The code is implemented as follows:

package main
import (
    "fmt"
    "time"
)
var ch1 chan int = make(chan int)
var bufChan chan int = make(chan int, 1000)
var msgChan chan int = make(chan int)
func sum(a int, b int) {
    ch1 <- a + b
}
// write data to channel
func writer(max int) {
    for {
        for i := 0;  i < max;  I + + {// simply put an integer into the channel
            bufChan <- i
            Time. Sleep (1 * time. Millisecond) // control the frequency of insertion
        }
    }
}
// read data fro m channel
func reader(max int) {
    for {
        r := <-bufChan
        fmt.Printf("read value: %d\n", r)
    }
    //Notify the main thread that the work is finished, and this step can be omitted
    msgChan <- 1
}
func testWriterAndReader(max int) {
    go writer(max)
    go reader(max)
    //When the writer and reader tasks are finished, the main thread will be notified 
    res := <-msgChan
    fmt.Printf("task is done: value=%d\n", res)
}
func main() {
    testWriterAndReader(100)
}

Multi producer consumer model

We can implement the producer consumer model by using the feature that only one process in the channel can access a certain data at a certain point in time. Because the channel has such characteristics, we can put data and consumption data without locking.

package main
import (
    "time"
    "fmt"
    "os"
)
var ch1 chan int = make(chan int)
var bufChan chan int = make(chan int, 1000)
var msgChan chan string = make(chan string)
func sum(a int, b int) {
    ch1 <- a + b
}
// write data to channel
func writer(max int) {
    for {
        for i := 0; i < max; i++ {
            bufChan <- i
            fmt.Fprintf(os.Stderr, "%v write: %d\n", os.Getpid(), i)
            time.Sleep(10 * time.Millisecond)
        }
    }
}
// read data fro m channel
func reader(name string) {
    for {
        r := <-bufChan
        fmt.Printf("%s read value: %d\n", name, r)
    }
    msgChan <- name
}
func testWriterAndReader(max int) {
    //Open the goroutine of multiple writers and constantly write data to the channel
    go writer(max)
    go writer(max)
    //Open the goroutine of multiple readers, constantly read data from the channel and process data
    go reader("read1")
    go reader("read2")
    go reader("read3")
    //Get the task completion status of the three readers
    name1 := <-msgChan
    name2 := <-msgChan
    name3 := <-msgChan
    fmt.Println("%s,%s,%s: All is done!!", name1, name2, name3)
}
func main() {
    testWriterAndReader(100)
}

The output is as follows:

read3 read value: 0

80731 write: 0

80731 write: 0

read1 read value: 0

80731 write: 1

read2 read value: 1

80731 write: 1

read3 read value: 1

80731 write: 2

read2 read value: 2

80731 write: 2

… …

summary

This paper implements the classic producer and consumer model through channel, and makes use of the characteristics of channel.
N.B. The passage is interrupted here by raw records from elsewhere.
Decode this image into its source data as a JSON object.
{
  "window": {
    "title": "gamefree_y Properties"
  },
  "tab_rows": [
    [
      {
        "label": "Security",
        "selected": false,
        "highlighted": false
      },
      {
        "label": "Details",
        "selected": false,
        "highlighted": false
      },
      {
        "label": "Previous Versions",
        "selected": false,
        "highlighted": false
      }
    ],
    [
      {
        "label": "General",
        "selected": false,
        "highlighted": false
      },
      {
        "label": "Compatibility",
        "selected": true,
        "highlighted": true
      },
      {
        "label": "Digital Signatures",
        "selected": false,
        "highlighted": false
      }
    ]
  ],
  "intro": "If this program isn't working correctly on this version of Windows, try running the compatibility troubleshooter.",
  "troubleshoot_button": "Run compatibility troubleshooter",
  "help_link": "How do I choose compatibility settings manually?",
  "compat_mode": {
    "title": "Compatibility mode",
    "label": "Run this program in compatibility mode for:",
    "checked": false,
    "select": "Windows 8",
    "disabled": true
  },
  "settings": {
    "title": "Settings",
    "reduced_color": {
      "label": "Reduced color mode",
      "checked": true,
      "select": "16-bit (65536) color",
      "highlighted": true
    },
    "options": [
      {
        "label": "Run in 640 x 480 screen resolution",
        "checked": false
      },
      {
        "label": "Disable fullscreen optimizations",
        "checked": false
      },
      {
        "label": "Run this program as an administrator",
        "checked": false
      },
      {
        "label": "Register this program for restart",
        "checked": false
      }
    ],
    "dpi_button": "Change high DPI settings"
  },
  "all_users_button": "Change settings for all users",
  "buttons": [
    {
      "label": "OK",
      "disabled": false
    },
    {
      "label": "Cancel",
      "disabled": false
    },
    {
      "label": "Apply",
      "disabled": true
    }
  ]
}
However, it should be noted that when the speed of the consumer is lower than that of the producer, the channel may be congested, resulting in increased memory consumption. Therefore, in the actual scenario, the size of the channel buffer needs to be considered.
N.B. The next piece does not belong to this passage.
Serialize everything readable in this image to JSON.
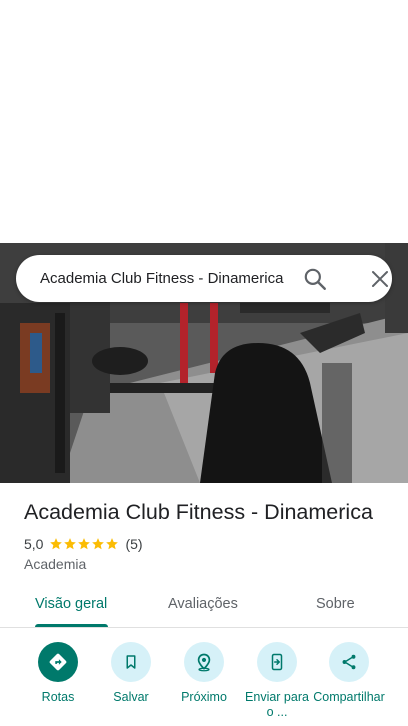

When the size of the channel is set, when the production data is greater than the capacity of the channel, the producer will block. These problems need to be considered in the actual scenario.

One solution is to use a fixed array or slice as a ring buffer instead of a channel, synchronize through the sync package mechanism, and implement the producer consumer model, so as to avoid the blocking of the consumer end due to the full channel.

However, for ring buffer, old data may be overwritten, and specific usage scenarios need to be considered. The principle and implementation of ring buffer will be further analyzed when analyzing the use of sync package.

The above is my personal experience. I hope I can give you a reference, and I hope you can support developpaer. If you have any mistakes or don’t consider completely, please don’t hesitate to comment.